First, I must apologize for the long hiatus that this column has taken. A few sudden brushfires in my day to day life called for an abrupt withdrawal from the web and I’m just now making my way back.
As a result, I’m a slight bit behind in my blogreading, but I am fortunate enough to have friends who email me particularly good pieces like this analysis of politics and race in a 1960s war comic from bitterandrew at Armagideon Time:
In a sane world, this facsimile of logic where “falling short of ultimate evil” somehow equals “good” would be greeted with universal shock, horror, and/or rage, but in this world, it is seen as a valid argument by a large segment of the populace.

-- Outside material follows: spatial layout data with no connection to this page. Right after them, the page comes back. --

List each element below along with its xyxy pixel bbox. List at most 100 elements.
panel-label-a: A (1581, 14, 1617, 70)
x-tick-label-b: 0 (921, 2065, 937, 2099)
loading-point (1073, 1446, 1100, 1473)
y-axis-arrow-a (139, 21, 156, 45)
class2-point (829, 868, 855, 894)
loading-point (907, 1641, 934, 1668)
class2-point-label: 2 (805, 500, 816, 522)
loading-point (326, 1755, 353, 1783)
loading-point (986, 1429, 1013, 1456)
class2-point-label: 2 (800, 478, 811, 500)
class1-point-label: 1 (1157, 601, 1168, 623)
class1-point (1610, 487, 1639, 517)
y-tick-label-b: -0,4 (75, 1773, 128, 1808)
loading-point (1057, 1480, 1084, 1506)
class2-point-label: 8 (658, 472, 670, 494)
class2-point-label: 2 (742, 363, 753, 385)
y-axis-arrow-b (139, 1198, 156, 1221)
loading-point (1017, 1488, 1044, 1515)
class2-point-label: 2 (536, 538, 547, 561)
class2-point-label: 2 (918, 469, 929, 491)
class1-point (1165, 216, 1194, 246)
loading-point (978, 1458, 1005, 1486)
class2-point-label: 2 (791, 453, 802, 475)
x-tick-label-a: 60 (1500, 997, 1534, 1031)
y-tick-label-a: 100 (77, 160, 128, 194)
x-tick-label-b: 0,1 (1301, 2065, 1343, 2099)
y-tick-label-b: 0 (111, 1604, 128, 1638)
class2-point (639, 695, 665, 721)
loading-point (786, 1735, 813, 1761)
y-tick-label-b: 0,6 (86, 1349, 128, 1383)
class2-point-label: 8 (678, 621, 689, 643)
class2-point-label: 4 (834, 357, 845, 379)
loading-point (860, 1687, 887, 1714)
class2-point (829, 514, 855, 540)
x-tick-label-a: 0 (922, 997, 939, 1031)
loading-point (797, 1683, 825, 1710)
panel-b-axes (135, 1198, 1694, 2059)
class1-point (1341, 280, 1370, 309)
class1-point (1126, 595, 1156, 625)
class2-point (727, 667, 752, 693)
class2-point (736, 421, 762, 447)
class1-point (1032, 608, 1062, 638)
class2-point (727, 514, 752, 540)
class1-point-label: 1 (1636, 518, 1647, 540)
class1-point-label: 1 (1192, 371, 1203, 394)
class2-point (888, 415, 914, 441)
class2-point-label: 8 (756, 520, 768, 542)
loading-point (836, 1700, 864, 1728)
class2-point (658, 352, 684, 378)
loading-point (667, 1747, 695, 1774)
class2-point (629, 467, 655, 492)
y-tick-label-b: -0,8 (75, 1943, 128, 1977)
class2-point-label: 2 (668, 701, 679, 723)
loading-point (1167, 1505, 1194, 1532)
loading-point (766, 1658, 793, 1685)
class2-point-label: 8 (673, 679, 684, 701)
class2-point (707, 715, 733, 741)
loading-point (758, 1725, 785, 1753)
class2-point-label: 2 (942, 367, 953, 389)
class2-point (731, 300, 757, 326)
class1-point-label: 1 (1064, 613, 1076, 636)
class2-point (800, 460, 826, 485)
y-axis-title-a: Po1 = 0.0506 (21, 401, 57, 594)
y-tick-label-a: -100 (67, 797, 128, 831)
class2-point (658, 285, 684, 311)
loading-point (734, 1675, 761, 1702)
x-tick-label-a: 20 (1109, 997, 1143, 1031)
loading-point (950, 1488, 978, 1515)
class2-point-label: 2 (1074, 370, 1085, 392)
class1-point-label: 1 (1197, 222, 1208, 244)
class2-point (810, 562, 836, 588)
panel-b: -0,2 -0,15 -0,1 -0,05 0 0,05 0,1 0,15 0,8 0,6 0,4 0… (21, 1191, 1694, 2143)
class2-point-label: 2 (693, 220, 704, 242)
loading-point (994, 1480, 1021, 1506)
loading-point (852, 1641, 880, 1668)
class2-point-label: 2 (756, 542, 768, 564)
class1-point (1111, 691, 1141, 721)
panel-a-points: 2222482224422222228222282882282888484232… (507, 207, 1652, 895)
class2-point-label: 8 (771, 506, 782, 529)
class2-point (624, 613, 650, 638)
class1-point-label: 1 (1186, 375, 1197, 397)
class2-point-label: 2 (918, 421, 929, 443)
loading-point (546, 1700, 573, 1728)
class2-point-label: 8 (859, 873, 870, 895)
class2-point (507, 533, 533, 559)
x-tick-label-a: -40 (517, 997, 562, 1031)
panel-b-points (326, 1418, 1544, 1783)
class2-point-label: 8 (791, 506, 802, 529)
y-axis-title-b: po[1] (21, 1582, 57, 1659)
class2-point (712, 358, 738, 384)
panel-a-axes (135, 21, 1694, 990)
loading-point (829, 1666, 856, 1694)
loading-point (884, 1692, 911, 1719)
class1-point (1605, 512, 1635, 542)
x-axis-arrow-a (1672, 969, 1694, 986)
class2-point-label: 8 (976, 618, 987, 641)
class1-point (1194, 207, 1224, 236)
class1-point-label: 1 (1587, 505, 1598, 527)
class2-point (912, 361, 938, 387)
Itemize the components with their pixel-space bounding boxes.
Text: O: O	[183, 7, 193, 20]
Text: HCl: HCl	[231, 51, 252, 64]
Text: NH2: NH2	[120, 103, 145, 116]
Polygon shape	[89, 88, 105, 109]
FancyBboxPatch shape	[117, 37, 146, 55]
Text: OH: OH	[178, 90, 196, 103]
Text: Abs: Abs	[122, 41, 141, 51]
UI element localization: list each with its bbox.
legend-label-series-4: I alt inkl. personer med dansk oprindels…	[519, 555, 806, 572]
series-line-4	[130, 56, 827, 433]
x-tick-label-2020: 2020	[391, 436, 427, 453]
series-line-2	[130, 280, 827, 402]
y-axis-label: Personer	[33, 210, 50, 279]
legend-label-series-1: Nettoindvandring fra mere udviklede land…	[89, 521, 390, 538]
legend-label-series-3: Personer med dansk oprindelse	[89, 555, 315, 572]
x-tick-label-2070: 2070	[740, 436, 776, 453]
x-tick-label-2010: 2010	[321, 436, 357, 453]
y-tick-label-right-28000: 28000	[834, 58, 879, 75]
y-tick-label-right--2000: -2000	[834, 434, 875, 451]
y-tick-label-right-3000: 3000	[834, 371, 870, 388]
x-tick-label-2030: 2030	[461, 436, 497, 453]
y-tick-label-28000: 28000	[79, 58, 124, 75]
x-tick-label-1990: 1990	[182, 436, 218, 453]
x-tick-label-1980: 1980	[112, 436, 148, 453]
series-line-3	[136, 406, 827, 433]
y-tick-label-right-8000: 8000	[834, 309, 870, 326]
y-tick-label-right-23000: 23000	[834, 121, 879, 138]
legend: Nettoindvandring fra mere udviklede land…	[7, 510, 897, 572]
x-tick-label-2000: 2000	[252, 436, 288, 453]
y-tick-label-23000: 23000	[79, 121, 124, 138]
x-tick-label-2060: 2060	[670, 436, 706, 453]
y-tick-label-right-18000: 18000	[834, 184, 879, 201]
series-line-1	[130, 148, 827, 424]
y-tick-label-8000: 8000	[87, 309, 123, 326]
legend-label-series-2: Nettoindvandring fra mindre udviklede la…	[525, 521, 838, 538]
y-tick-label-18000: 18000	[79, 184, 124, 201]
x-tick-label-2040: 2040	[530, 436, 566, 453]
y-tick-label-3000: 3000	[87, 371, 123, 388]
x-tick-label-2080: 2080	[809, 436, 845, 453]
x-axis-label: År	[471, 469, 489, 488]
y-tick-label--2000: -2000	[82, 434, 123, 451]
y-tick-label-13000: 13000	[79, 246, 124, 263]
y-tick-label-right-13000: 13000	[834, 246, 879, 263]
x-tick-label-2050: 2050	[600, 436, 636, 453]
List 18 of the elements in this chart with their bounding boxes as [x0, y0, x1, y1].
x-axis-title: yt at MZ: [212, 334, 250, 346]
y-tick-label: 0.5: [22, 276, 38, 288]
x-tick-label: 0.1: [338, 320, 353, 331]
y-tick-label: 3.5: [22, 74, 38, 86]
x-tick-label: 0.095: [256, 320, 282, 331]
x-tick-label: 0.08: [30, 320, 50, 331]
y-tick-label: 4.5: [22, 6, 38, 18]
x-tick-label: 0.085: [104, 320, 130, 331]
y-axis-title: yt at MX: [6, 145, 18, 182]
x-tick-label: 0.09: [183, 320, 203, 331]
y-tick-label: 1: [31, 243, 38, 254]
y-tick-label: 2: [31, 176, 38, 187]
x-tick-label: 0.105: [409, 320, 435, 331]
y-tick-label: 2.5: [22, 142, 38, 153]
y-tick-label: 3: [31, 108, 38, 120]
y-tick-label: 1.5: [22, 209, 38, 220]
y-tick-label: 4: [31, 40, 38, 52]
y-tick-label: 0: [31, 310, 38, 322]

Because people are fucking stupid, and as Sgt. Fury and His Howling Commandos #56 (July 1968; by Gary Friedrich, Dick Ayers, and John Severin) shows, it’s a form of stupid that has been with us a while. “Gabriel, Blow Your Horn!” is not so much a story as it is a straw man formed from privileged white liberalism and patriotic platitudes and held together by Godwin’s Law.
The post gives us a history lesson, a tie to modern political discourse, but what interested me the most was the list of wrongs committed by the writer:
1. Projecting blame and fault back onto the oppressed party
2. A white writer using a black character as a mouthpiece to add credibility to his argument
3. The disingenuous and untrue dismissal of America’s racial issues as the work of a “handful of white people.” In any case numbers mean less than the institutionalized and (officially and unofficially) sanctioned nature of racism in both 1942 and 1968.
4. The evocation of post-racial patriotic platitudes that fail to address the existing problem
One of the problems with any form of fiction addressing real-world social issues is the danger of oversimplifying the matter and bitterandrew has outlined four ways of doing this that I believe–and I’m looking specifically at #2 and #4–are still very common.